Instead of communicating clearly the risks and benefits of screening for cancer, advocacy and professional groups have developed guidelines focused on who should be screened. This has been prevalent ever since the National Cancer Institute developed the first guidelines on mammography screening over thirty years ago.
This is the gist of a commentary by Michael Edward Stefanek, Ph.D., the associate vice president of collaborative research in the office of the vice president at Indiana University, published online Nov. 21 in the Journal of the National Cancer Institute.
Stefanek writes that too much time has been spent debating guidelines, instead of ongoing debates about who should be screened. He advocates educating people about the potential harms and benefits of screening.
The U.S. Preventative Task Force (USPTS) recommendations against routine mammography for women aged 40-49 sparked controversy followed by more studies on screening, notably a Norwegian study comparing cancer-specific mortality in screened and unscreened women, which found a small and statistically insignificant breast cancer mortality reduction in the screened group. Stefanek writes that "similar ambiguity" exists for prostate cancer screening, noting that the two largest and high quality studies gave conflicting results, with the USPTS recently issuing recommendations against PSA testing in healthy men. The National Lung Cancer Screening Trial reported a 20% relative decrease in lung cancer deaths among subjects undergoing CT scans compared with those receiving chest x-rays, but with the majority of positive results being false positives. Overall this situation leads Stefanek to the conclusion that despite all the analyses to date, we are on unsteady ground when we attempt to dictate who should and shouldn't undergo screening.

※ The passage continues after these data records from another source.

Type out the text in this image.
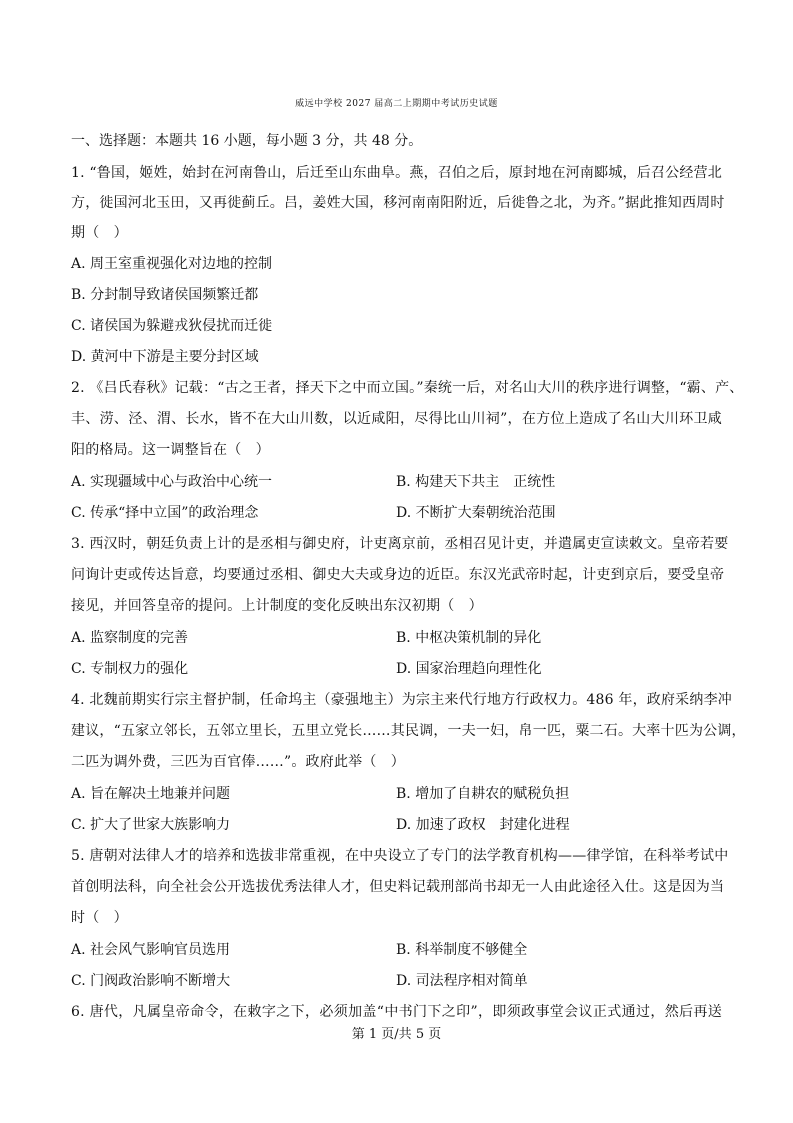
威远中学校 2027 届高二上期期中考试历史试题
一、选择题：本题共 16 小题，每小题 3 分，共 48 分。
1. “鲁国，姬姓，始封在河南鲁山，后迁至山东曲阜。燕，召伯之后，原封地在河南郾城，后召公经营北
方，徙国河北玉田，又再徙蓟丘。吕，姜姓大国，移河南南阳附近，后徙鲁之北，为齐。”据此推知西周时
期（　）
A. 周王室重视强化对边地的控制
B. 分封制导致诸侯国频繁迁都
C. 诸侯国为躲避戎狄侵扰而迁徙
D. 黄河中下游是主要分封区域
2. 《吕氏春秋》记载：“古之王者，择天下之中而立国。”秦统一后，对名山大川的秩序进行调整，“霸、产、
丰、涝、泾、渭、长水，皆不在大山川数，以近咸阳，尽得比山川祠”，在方位上造成了名山大川环卫咸
阳的格局。这一调整旨在（　）
A. 实现疆域中心与政治中心统一	B. 构建天下共主　正统性
C. 传承“择中立国”的政治理念	D. 不断扩大秦朝统治范围
3. 西汉时，朝廷负责上计的是丞相与御史府，计吏离京前，丞相召见计吏，并遣属吏宣读敕文。皇帝若要
问询计吏或传达旨意，均要通过丞相、御史大夫或身边的近臣。东汉光武帝时起，计吏到京后，要受皇帝
接见，并回答皇帝的提问。上计制度的变化反映出东汉初期（　）
A. 监察制度的完善	B. 中枢决策机制的异化
C. 专制权力的强化	D. 国家治理趋向理性化
4. 北魏前期实行宗主督护制，任命坞主（豪强地主）为宗主来代行地方行政权力。486 年，政府采纳李冲
建议，“五家立邻长，五邻立里长，五里立党长……其民调，一夫一妇，帛一匹，粟二石。大率十匹为公调，
二匹为调外费，三匹为百官俸……”。政府此举（　）
A. 旨在解决土地兼并问题	B. 增加了自耕农的赋税负担
C. 扩大了世家大族影响力	D. 加速了政权　封建化进程
5. 唐朝对法律人才的培养和选拔非常重视，在中央设立了专门的法学教育机构——律学馆，在科举考试中
首创明法科，向全社会公开选拔优秀法律人才，但史料记载刑部尚书却无一人由此途径入仕。这是因为当
时（　）
A. 社会风气影响官员选用	B. 科举制度不够健全
C. 门阀政治影响不断增大	D. 司法程序相对简单
6. 唐代，凡属皇帝命令，在敕字之下，必须加盖“中书门下之印”，即须政事堂会议正式通过，然后再送
第 1 页/共 5 页
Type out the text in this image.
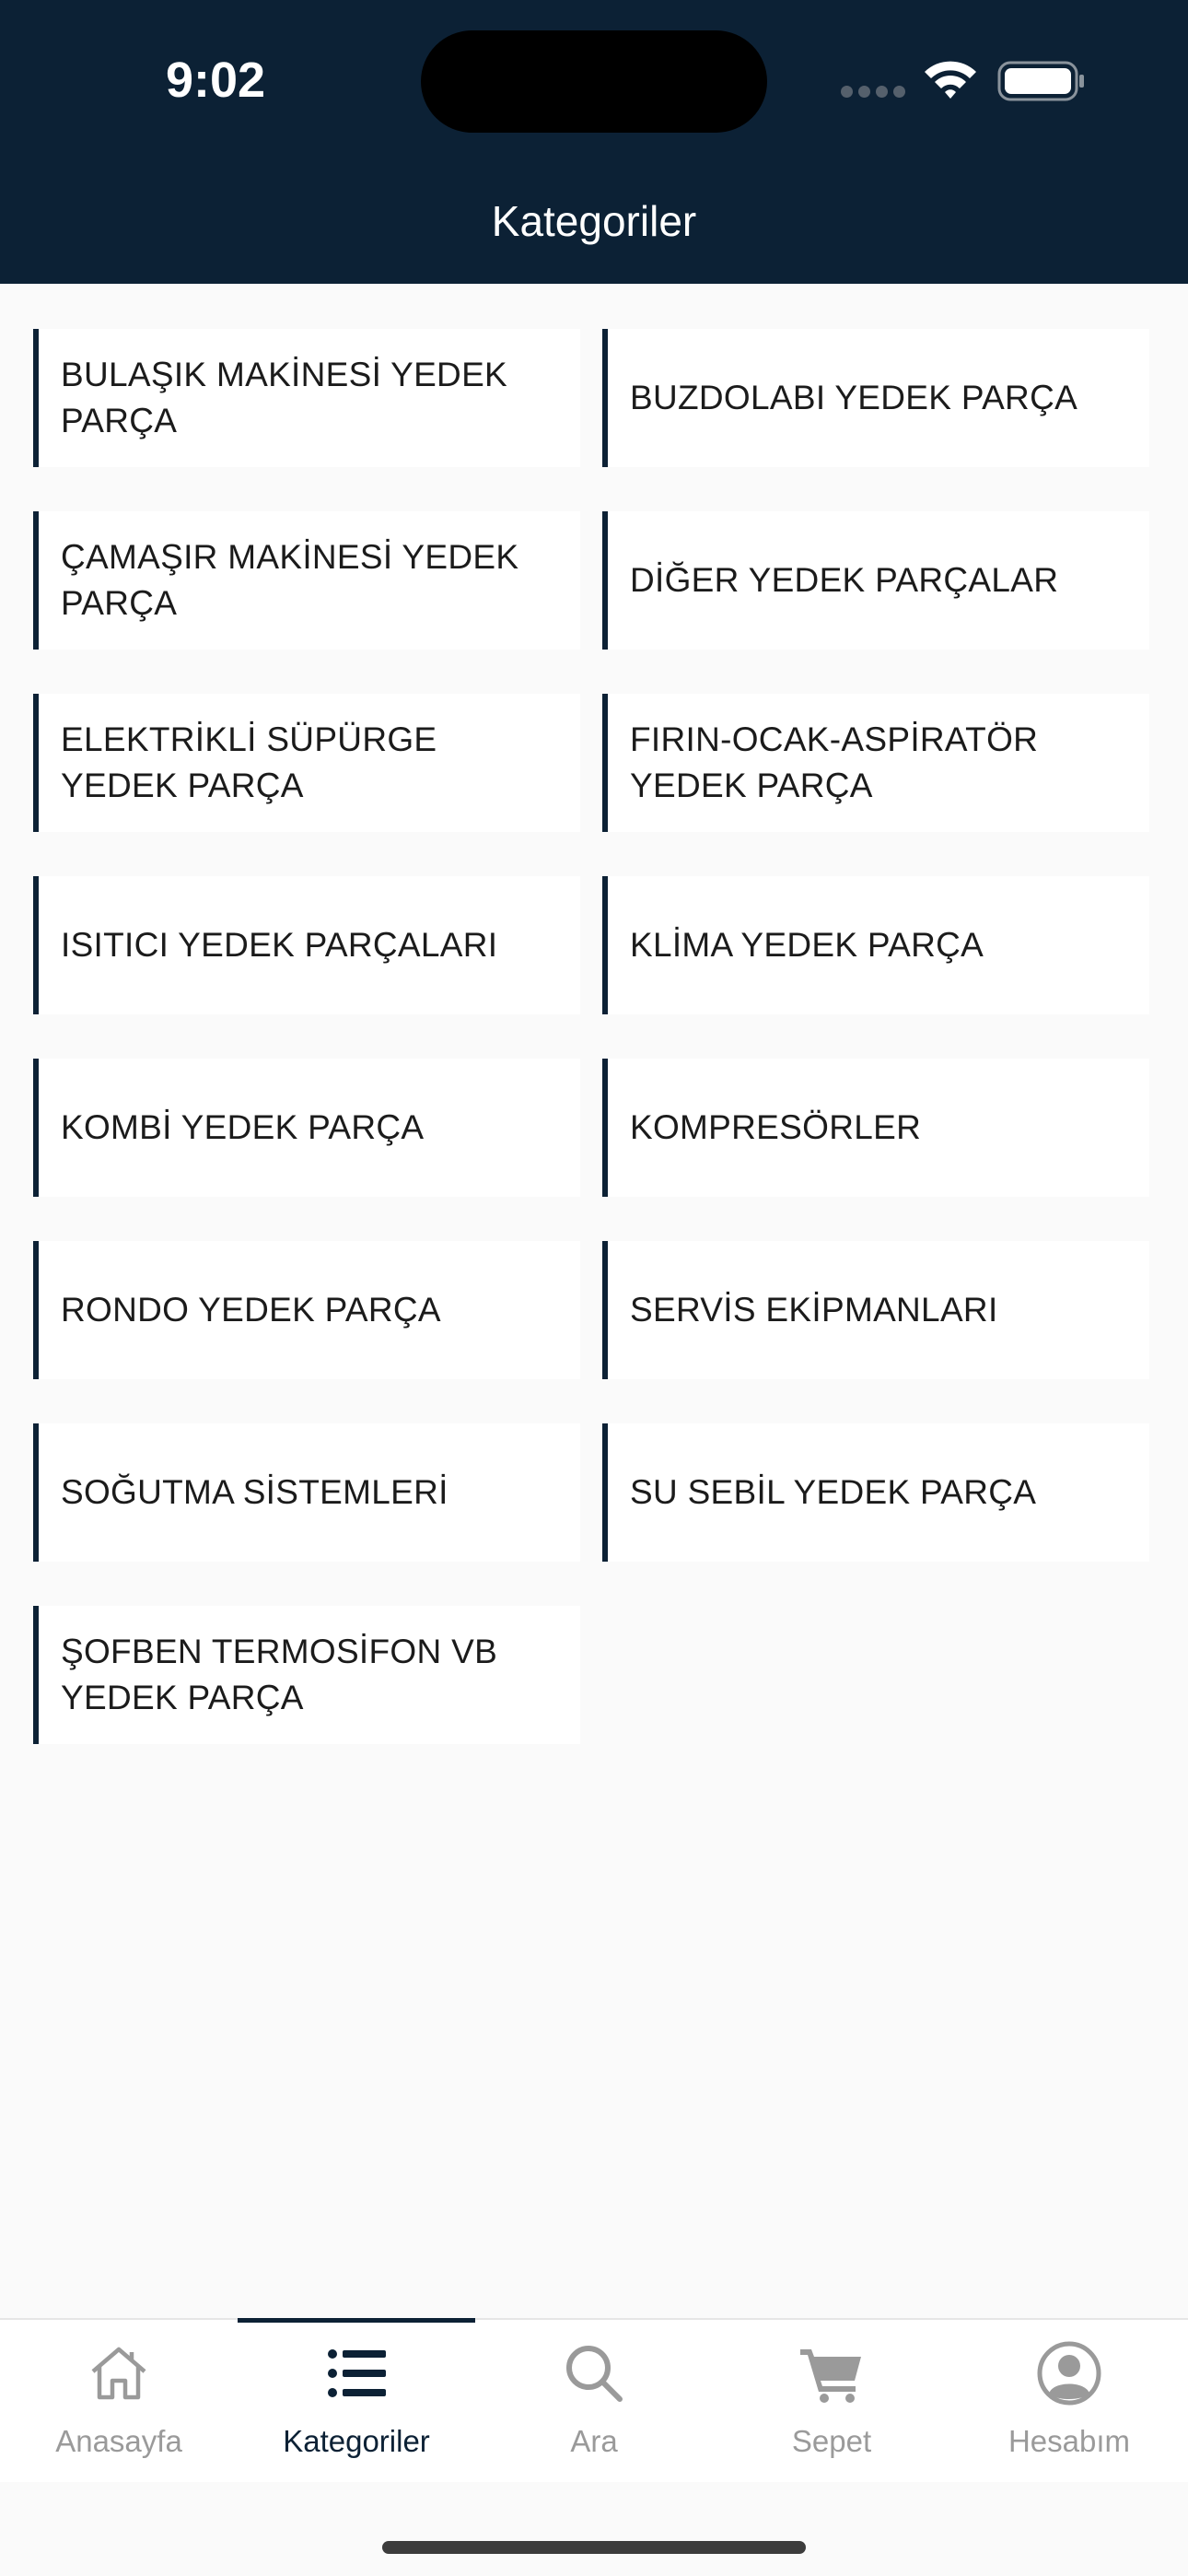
9:02
Kategoriler
BULAŞIK MAKİNESİ YEDEK PARÇA
BUZDOLABI YEDEK PARÇA
ÇAMAŞIR MAKİNESİ YEDEK PARÇA
DİĞER YEDEK PARÇALAR
ELEKTRİKLİ SÜPÜRGE YEDEK PARÇA
FIRIN-OCAK-ASPİRATÖR YEDEK PARÇA
ISITICI YEDEK PARÇALARI	KLİMA YEDEK PARÇA
KOMBİ YEDEK PARÇA	KOMPRESÖRLER
RONDO YEDEK PARÇA	SERVİS EKİPMANLARI
SOĞUTMA SİSTEMLERİ	SU SEBİL YEDEK PARÇA
ŞOFBEN TERMOSİFON VB YEDEK PARÇA
Anasayfa	Kategoriler	Ara	Sepet	Hesabım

Stefanek poses the question of what we have taught the public about cancer screening, since the public invariably seems to feel that screening is almost always a good idea and that finding cancer early is the key to saving lives. He cautions that the public may persist in holding a biased view of screening if we continue to engage in guideline debates. Furthermore, new technologies, despite the potential for combating cancer, will likely result in false positives, false negatives, overtreatment, and under treatment, and incur important patient harms.
Stefanek writes that we have failed to truly educate the public about cancer screening, and that our approach to screening needs to be reformed. He says engaging patients in shared decision making, tracking the number of patients provided with information related to the harms and benefits of screening instead of just those who are screened, and uniting scientific and advocacy organizations with primary care provider organizations in this effort to inform about costs and benefits is needed. "If we agree on the premise that individuals are supposed to be informed before making medical decisions, including decisions about cancer screening, then the time and talent of such groups could be much better spent educating the public on the harms and benefits of cancer screening," Stefanek writes. "Screening can be very beneficial (or not), and screening messages should reflect the complexity of this decision."